I love a good speech that brings the crowd to their feet, energized, engaged and committed to moving forward to the next level. Over the decades, I have witnessed many a senior leader stand and deliver. Routinely, I hear leaders quote Winston Churchill and state that “every change is a challenge to become who we are.” And what many leaders forget is that one person's challenge may be another person’s total chaos.
In particular, leaders often forget that something is a challenge only when those who have to face it have clarity about why, how, what, and when. Regularly, leaders skip these details in their rush to begin. They have been thinking about this situation for quite a long time. Meanwhile, the listener has been quietly focused on doing the day to day operations of the company. The follower is focused on the now while the leader is focused on the future.
This all reminds me of that famous quote by Yogi Berra: “If you don’t know where you are going, you’ll end up someplace.” The challenge that most leaders are talking about is not a someplace thing.

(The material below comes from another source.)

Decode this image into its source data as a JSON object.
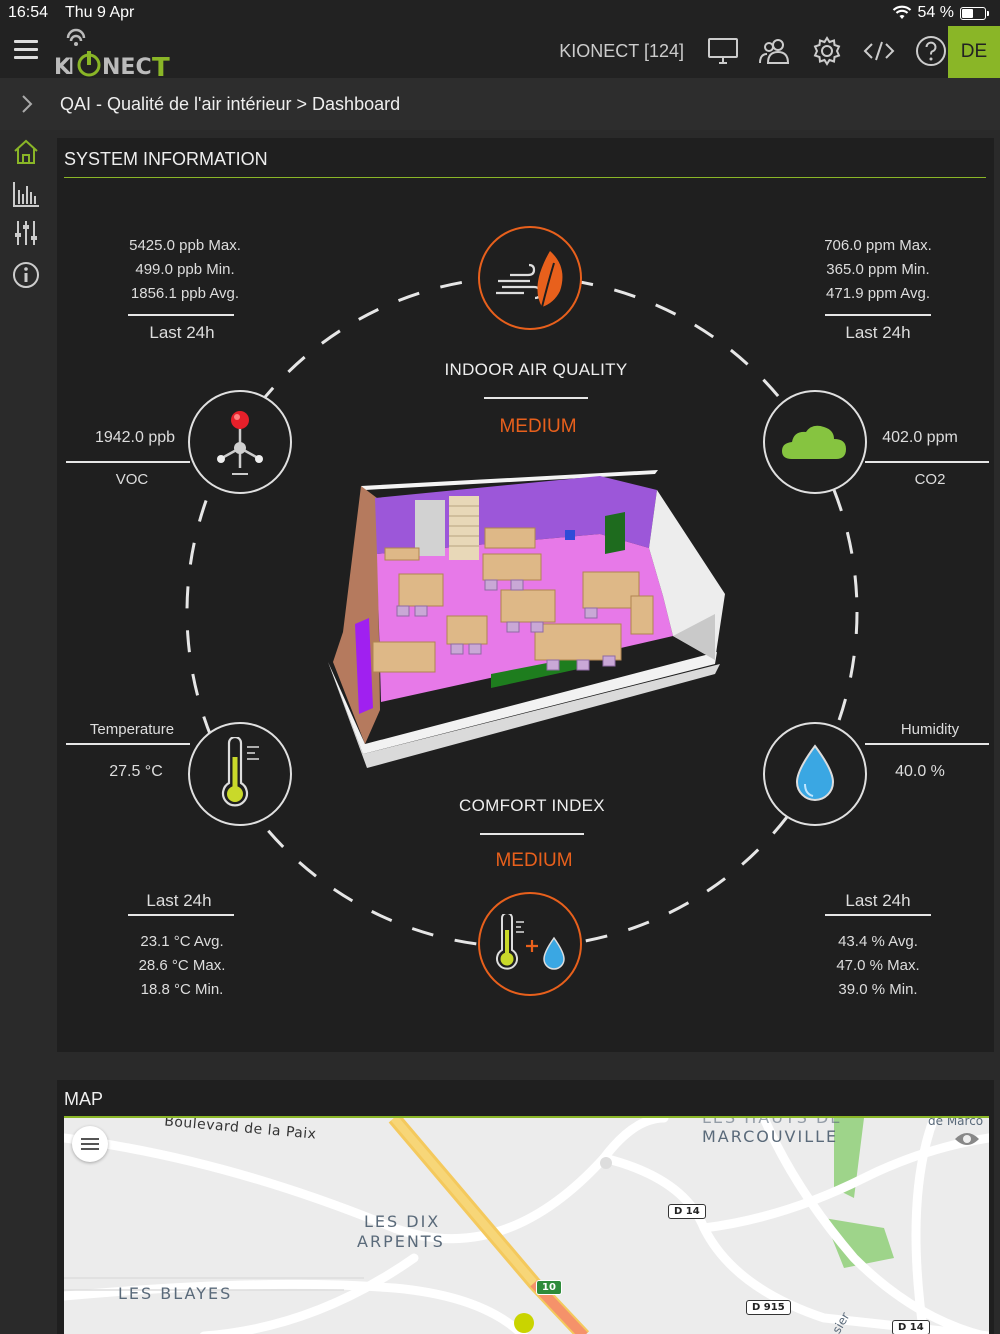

It is a specific thing with a specific outcome or result. However, the new place, i.e. the place on the other side of the challenge, is not an every day thought for most people in non-leadership positions. They just want to do what has got to be done.
Furthermore, leaders forget that what they are calling a challenge for most non-leaders feels like total chaos. A challenge by definition is a stimulating task or problem that needs to be solved. Chaos, on the other hand, feels like utter confusion. The dictionary defines chaos as “the confused unorganized state of primordial matter before the creation of distinct forms.” For the follower who is doing their daily job, a challenge means there is a high probability for things and people to be unpredictable, problematic, and difficult. And frankly, most non-leaders are not seeking out experiences where utter confusion might take place.
Therefore, I routinely coach leaders that before they start talking about challenges, they need to get their ducks in a row and figure out the whys, the whats, the hows and the when. Starting from a firm foundation of clarity, I encourage them to sell the problem before they starting quoting Winston Churchill. Then, they and their people can avoid getting lost in the unorganized state of primordial matter, i.e. chaos. They instead can start from a common ground of clarity and commitment.
This week, do your homework as a leader before you starting speaking about challenges. It will make a world of difference for all involved.